Recently I received an email from a fan with the handle, TheNewChic, and they had some comments about one of my most basic plot devices. They wrote:
"I first learned of your site about 6 mos. ago; I enjoyed all the stories that I have read; although I was disturbed by one element. The fact that most of the women were tricked into the weight gain through magical means or whatever creative device you came up with. It is the tricked part that gets to me and gives me that chilling all over feeling, say like when you are reading a Stephen King Novel. So I view your site as horror erotica, or romantic still entertaining just with an edge."
The reference to horror erotica couldn't help but intrigue me. I'm an avid reader of dark fantasy, and I know fatness has appeared as the punch-line in more than one genre tale. (Even wrote about this in an early Dimensions article, "The Horror of Weight Gain.") Once as an exercise, I took an early story of mine ("Chubby Maker") and rewrote it as a straightforward horror story. The act didn't take a whole lot of revision.
The trickery theme in FA fantasy has several reasons for being. First is the pragmatic matter of plot mechanics. In our culture, it is difficult to imagine anyone wanting to become fat, hence the frequent reliance on subterfuge. I've written tales where the heroine becomes big on her own free will, but the setting this has been easiest for me to accomplish is the futuristic neverworld of Adipost Zone.
Then there's the theme of feeder manipulation - which crops up regularly in this fanta-sizer fiction. Its use says much about the state of male/female relationships in Western Culture, I suspect. In some weight gain stories (revenge tales, especially), the act of successful manipulation appears even more important than its results; the character's transformation is almost described as an afterthought. I've played with this theme in the past - generally to undercut it (e.g., Consuming Interests) - but I'd much rather focus on growth and its implications.

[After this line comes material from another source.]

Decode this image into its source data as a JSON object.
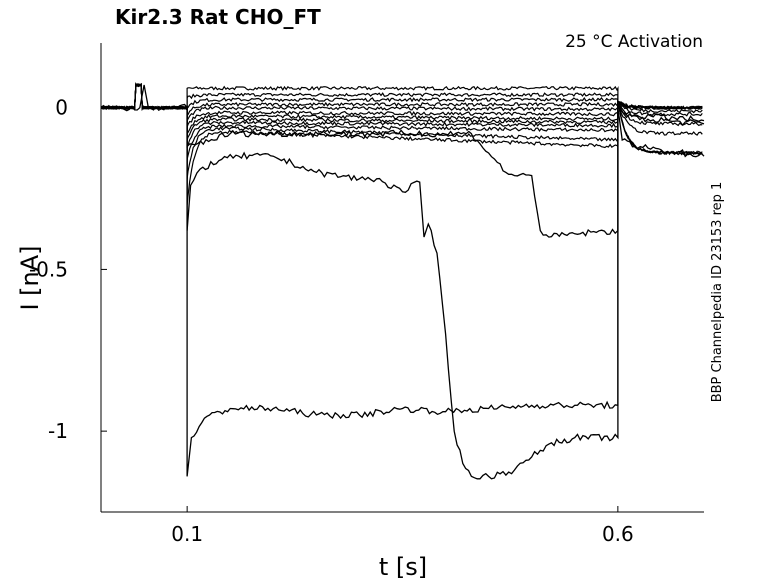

A much more prevalent form of "trickery" that appears in Fat Magic comes closer to "real-life" experience than any feeder scare tales. Stories where the protagonist is made fat through misapplied or partially understood magic can almost stand as a metaphor for those victims of diet culture who've grown larger from adherence to a diet regimen. The Diet Industry is the one of the foremost purveyors of trickery in the entire marketplace, yet its charlatanism rarely results in the happy endings that my stories have.